Open RyanZgmzpn opened 7 months ago

RyanZgmzpn commented 7 months ago

` import logging import sys from multiprocessing import Pool

import requests

handler = logging.StreamHandler(sys.stdout) handler.setLevel(logging.DEBUG) handler.setFormatter(logging.Formatter("%(asctime)s - %(name)s - %(levelname)s - %(message)s"))

logger = logging.getLogger("router-model.log") logger.setLevel(logging.DEBUG) logger.addHandler(handler)

def get_data(url_data): r = requests.post(url_data[0], json=url_data[1], headers={'Content-Type': 'application/json'}) return r.json()

class RouterModel(object): """ Model template. You can load your model parameters in init from a location accessible at runtime """

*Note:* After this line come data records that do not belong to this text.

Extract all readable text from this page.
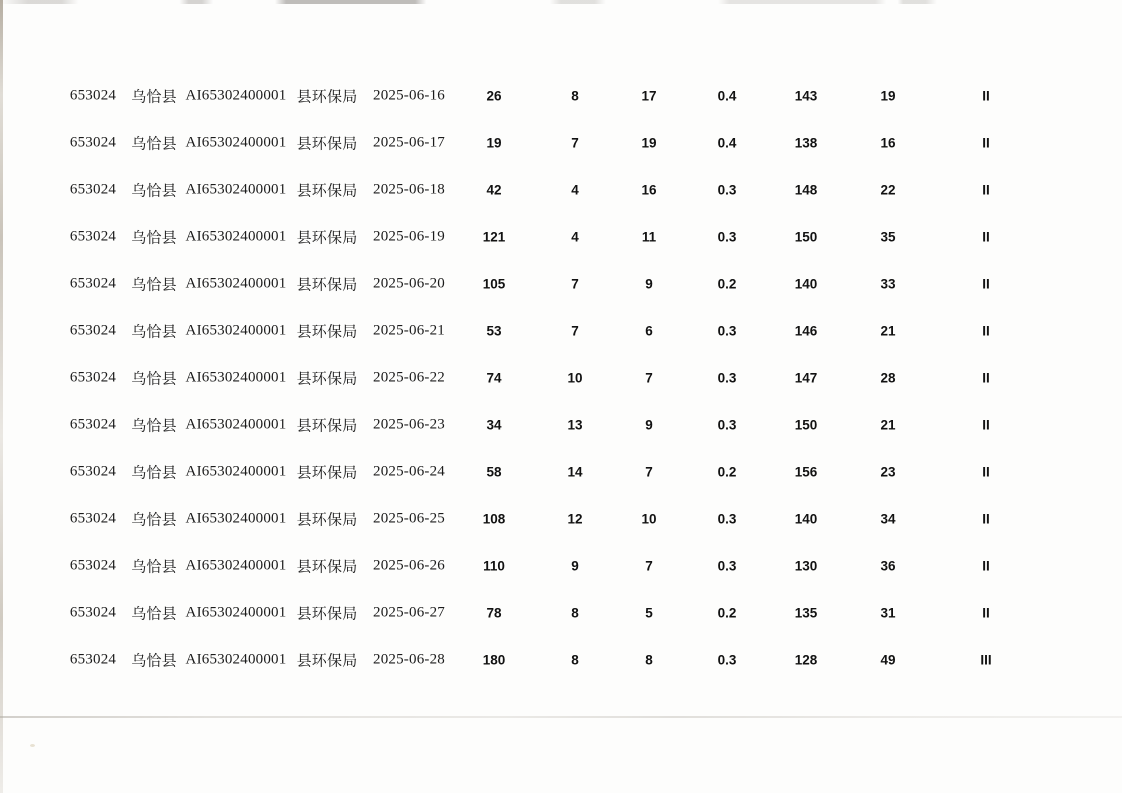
653024 乌恰县 AI65302400001 县环保局 2025-06-16	26	8	17	0.4	143	19	II
653024 乌恰县 AI65302400001 县环保局 2025-06-17	19	7	19	0.4	138	16	II
653024 乌恰县 AI65302400001 县环保局 2025-06-18	42	4	16	0.3	148	22	II
653024 乌恰县 AI65302400001 县环保局 2025-06-19	121	4	11	0.3	150	35	II
653024 乌恰县 AI65302400001 县环保局 2025-06-20	105	7	9	0.2	140	33	II
653024 乌恰县 AI65302400001 县环保局 2025-06-21	53	7	6	0.3	146	21	II
653024 乌恰县 AI65302400001 县环保局 2025-06-22	74	10	7	0.3	147	28	II
653024 乌恰县 AI65302400001 县环保局 2025-06-23	34	13	9	0.3	150	21	II
653024 乌恰县 AI65302400001 县环保局 2025-06-24	58	14	7	0.2	156	23	II
653024 乌恰县 AI65302400001 县环保局 2025-06-25	108	12	10	0.3	140	34	II
653024 乌恰县 AI65302400001 县环保局 2025-06-26	110	9	7	0.3	130	36	II
653024 乌恰县 AI65302400001 县环保局 2025-06-27	78	8	5	0.2	135	31	II
653024 乌恰县 AI65302400001 县环保局 2025-06-28	180	8	8	0.3	128	49	III
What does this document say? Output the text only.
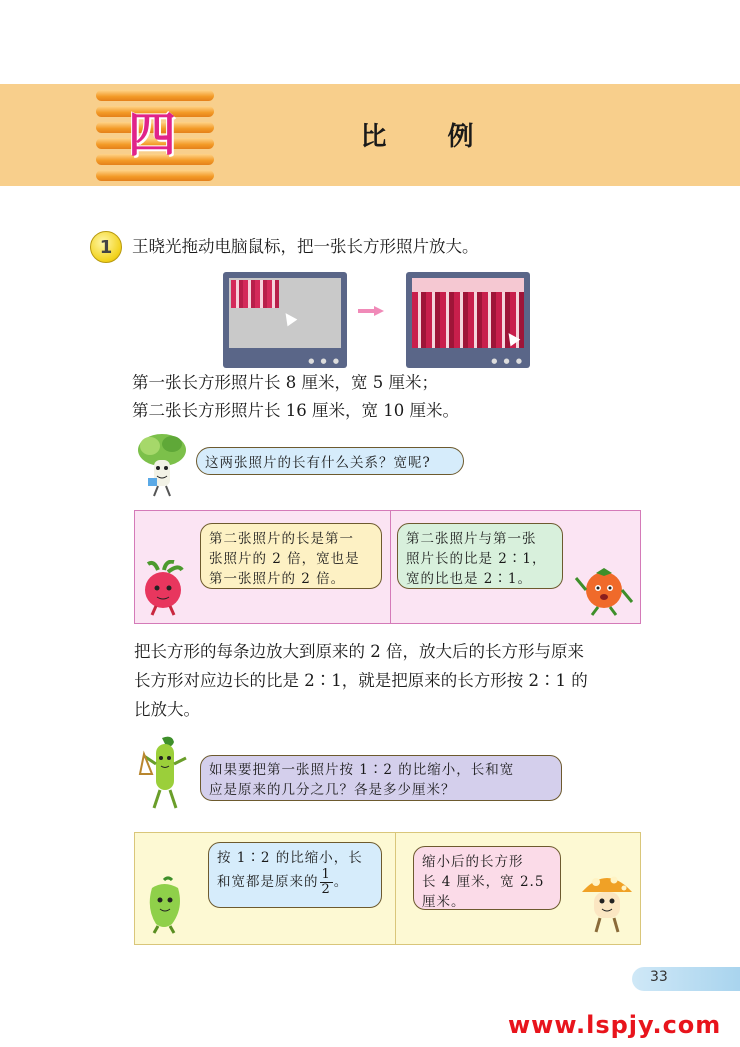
四	比 例
1	王晓光拖动电脑鼠标，把一张长方形照片放大。
● ● ●	● ● ●
第一张长方形照片长 8 厘米，宽 5 厘米；
第二张长方形照片长 16 厘米，宽 10 厘米。
这两张照片的长有什么关系？宽呢?
第二张照片的长是第一
张照片的 2 倍，宽也是
第一张照片的 2 倍。
第二张照片与第一张
照片长的比是 2∶1，
宽的比也是 2∶1。
把长方形的每条边放大到原来的 2 倍，放大后的长方形与原来
长方形对应边长的比是 2∶1，就是把原来的长方形按 2∶1 的
比放大。
如果要把第一张照片按 1∶2 的比缩小，长和宽
应是原来的几分之几？各是多少厘米？
按 1∶2 的比缩小，长
和宽都是原来的 $\frac{1}{2}$ 。
缩小后的长方形
长 4 厘米，宽 2.5
厘米。
33
www.lspjy.com
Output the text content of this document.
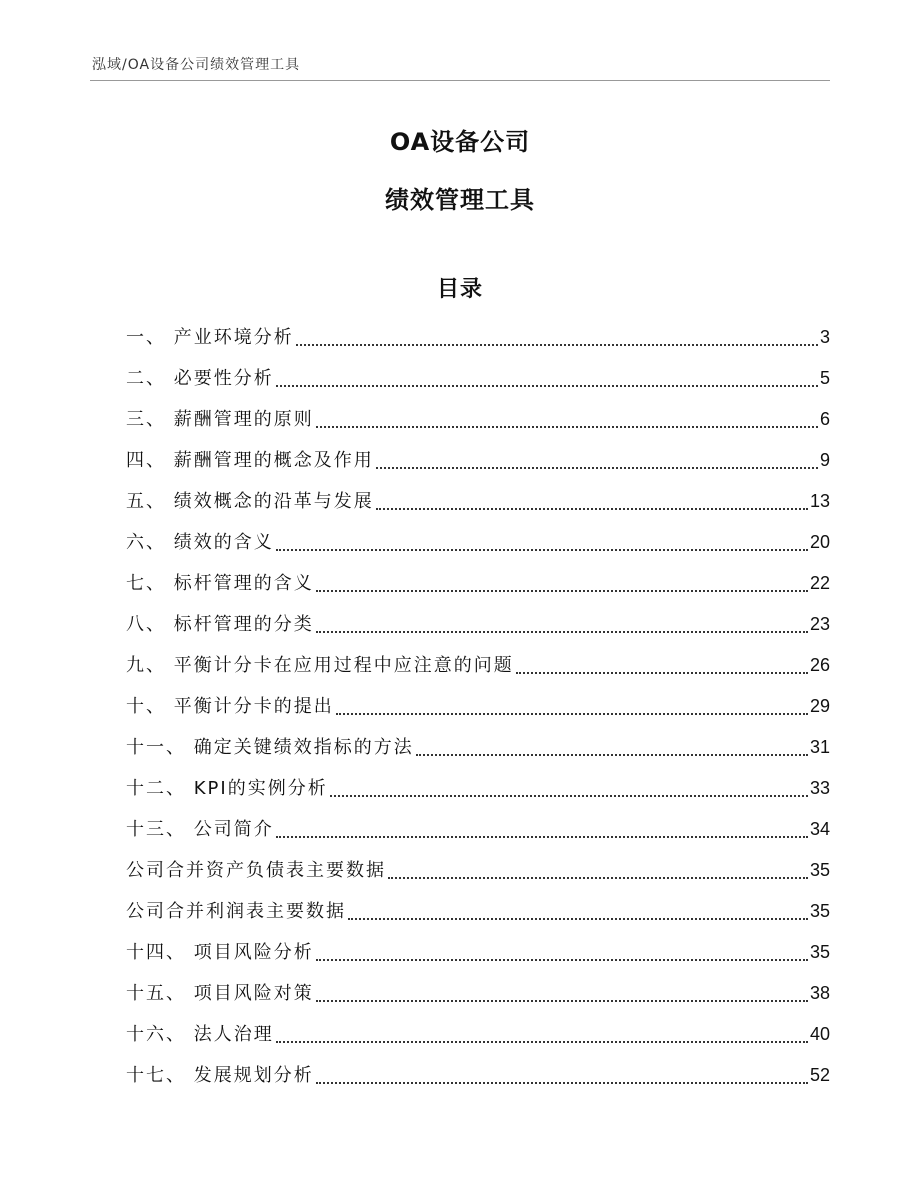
泓域/OA设备公司绩效管理工具
OA设备公司
绩效管理工具
目录
一、 产业环境分析	3
二、 必要性分析	5
三、 薪酬管理的原则	6
四、 薪酬管理的概念及作用	9
五、 绩效概念的沿革与发展	13
六、 绩效的含义	20
七、 标杆管理的含义	22
八、 标杆管理的分类	23
九、 平衡计分卡在应用过程中应注意的问题	26
十、 平衡计分卡的提出	29
十一、 确定关键绩效指标的方法	31
十二、 KPI的实例分析	33
十三、 公司简介	34
公司合并资产负债表主要数据	35
公司合并利润表主要数据	35
十四、 项目风险分析	35
十五、 项目风险对策	38
十六、 法人治理	40
十七、 发展规划分析	52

there may be multiple urls to access

URLS = ['http://device-risk-20-ato-default-a.seldon.svc.cluster.local:9000/api/v0.1/predictions']

def __init__(self):
    """
    Add any initialization parameters. These will be passed at runtime from the graph definition parameters defined in your seldondeployment kubernetes resource manifest.
    """
    logger.info("Initializing")
    self.pool = Pool(3)

def predict(self, X, features_names=None):
    data = {"data": {"ndarray": X.tolist(), "names": features_names}}
    # data will be split for different urls
    resps = self.pool.map(get_data, [(url, data) for url in RouterModel.URLS])
    return [r for r in resps]

`

I was trying to use multiprocessing.Pool to make request to several urls in parallel. But it seems that self.pool.map doesn't return.

archwolf118 commented 4 months ago

same question. can't use multiprocessing method in MODEL class's function. Could anyone to solve this problem? If I use flask, it is no problem use multiprocessing in functions. Thank you!